Israele, alla sinistra diasporica profondamente influenzata dal marxismo, appare troppo identitario, troppo statuale, troppo «ebraico» per preservarlo fino in fondo. Il loro originario «internazionalismo», attualmente decaduto in una forma di «mondialismo» nemico di tutte le autoctonie e identità solide, li induce a vedere Israele come veicolo per una società multiculturale, «mista», in cui l’elemento ebraico sia diluito fino alla sua sparizione.
Gli «ebrei di sinistra», ieri come oggi, sono sordi alle dure lezioni impartite dalla Storia. Come se dai tempi di Altneuland nulla fosse accaduto, perpetuano l’utopia di Herzl e del suo «stato ebraico» binazionale e irenico. Non hanno ancora compreso che nessuna pace è possibile con un nemico che considera lo sterminio del popolo d’Israele come un dovere religioso. I «palestinesi», non solo i membri di Hamas, sono le truppe d’assalto di una seconda Shoah.
Incapaci di comprendere questi fatti elementari, gli ebrei progressisti dell’Europa e degli Stati Uniti vorrebbero lasciare la Giudea e la Samaria, centri storici del Giudaismo, agli arabo-palestinesi, affinché vi costituiscano un loro «Stato», che diventerebbe una base terroristica permanente, come non smettono di proclamare nelle loro dichiarazioni in arabo. Ma il conflitto in Medio Oriente non riguarda la terra o uno «Stato palestinese»; si tratta di una guerra di aggressione che dura da sessant’anni, condotta da musulmani sunniti e sciiti, per distruggere il focolare nazionale ebraico e gettare i suoi abitanti in mare.

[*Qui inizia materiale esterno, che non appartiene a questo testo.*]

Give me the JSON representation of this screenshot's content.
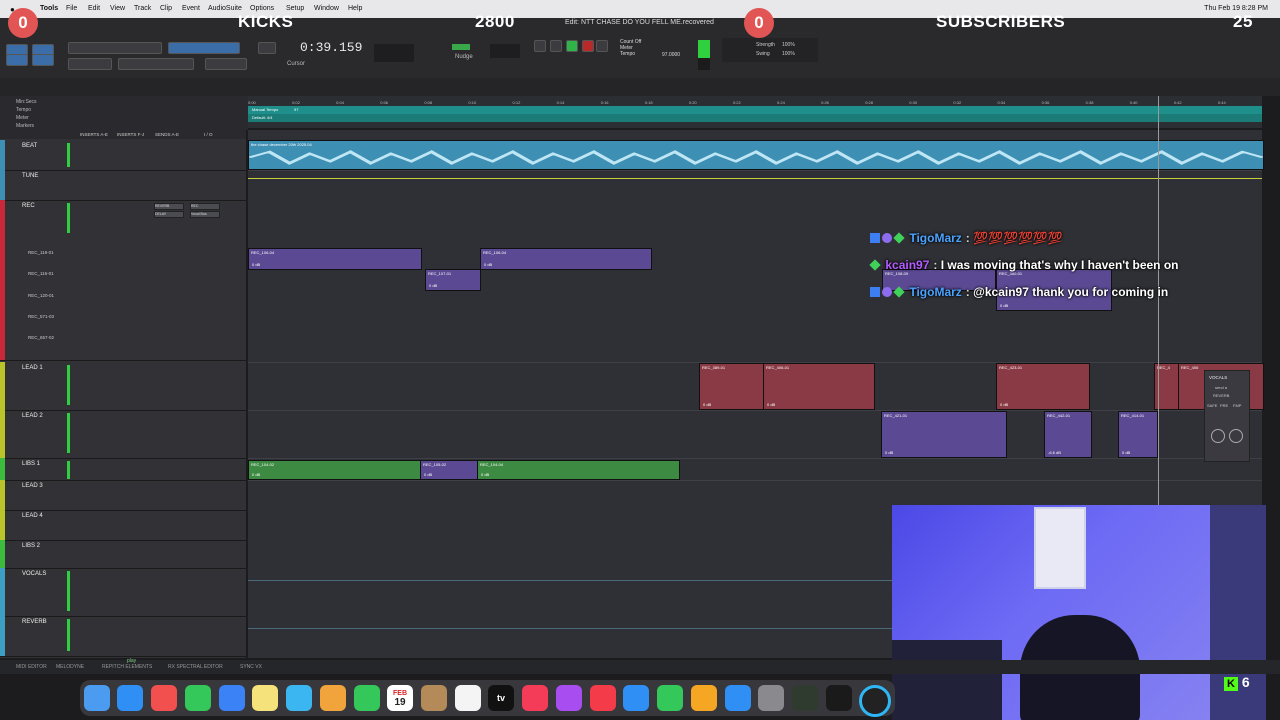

Non ci sarà mai un futuro privo di conflitti tra popoli e civiltà né uno in cui gli ebrei cesseranno di essere oggetto di invidia, risentimento e odio virulento, al punto da rendere Israele superfluo. Eppure, gli «ebrei di sinistra» negano la determinazione degli islamisti ad ucciderli. In parte, questa negazione psicologica è comprensibile, può capitare a tutti coloro che si trovano ad affrontare una prospettiva troppo terribile per essere contemplata, ma quando assume una rilevanza politica, significa correre un grave pericolo.
Le loro lagnanze circa i «coloni» e la destra al governo, che sembrano ritenere responsabili dell’attuale conflitto, quasi a voler scagionare Hamas e i suoi sponsor iraniani e turchi, ricordano le tristi illusioni dei membri degli Judenrat, i Consigli ebraici nei ghetti nazisti, che cercavano di convincersi del fatto che i tedeschi fossero troppo civili per ucciderli in massa. La storia recente degli ebrei è puntellata di queste illusioni, basti pensare al modo in cui le Comunità Ebraiche italiane si affidarono al regime fascista, convinte che le avrebbe protette dell’antisemitismo nazista.
Gli «ebrei di sinistra» dell’Occidente, diasporici solo per modo di dire, hanno dimenticato la violenza antiebraica e l’importanza di avere un rifugio nazionale. Se tutto ricominciasse, come ai tempi di Hitler, è in Israele e solo in Israele che gli ebrei, anche quelli progressisti e antisionisti, troverebbero un riparo.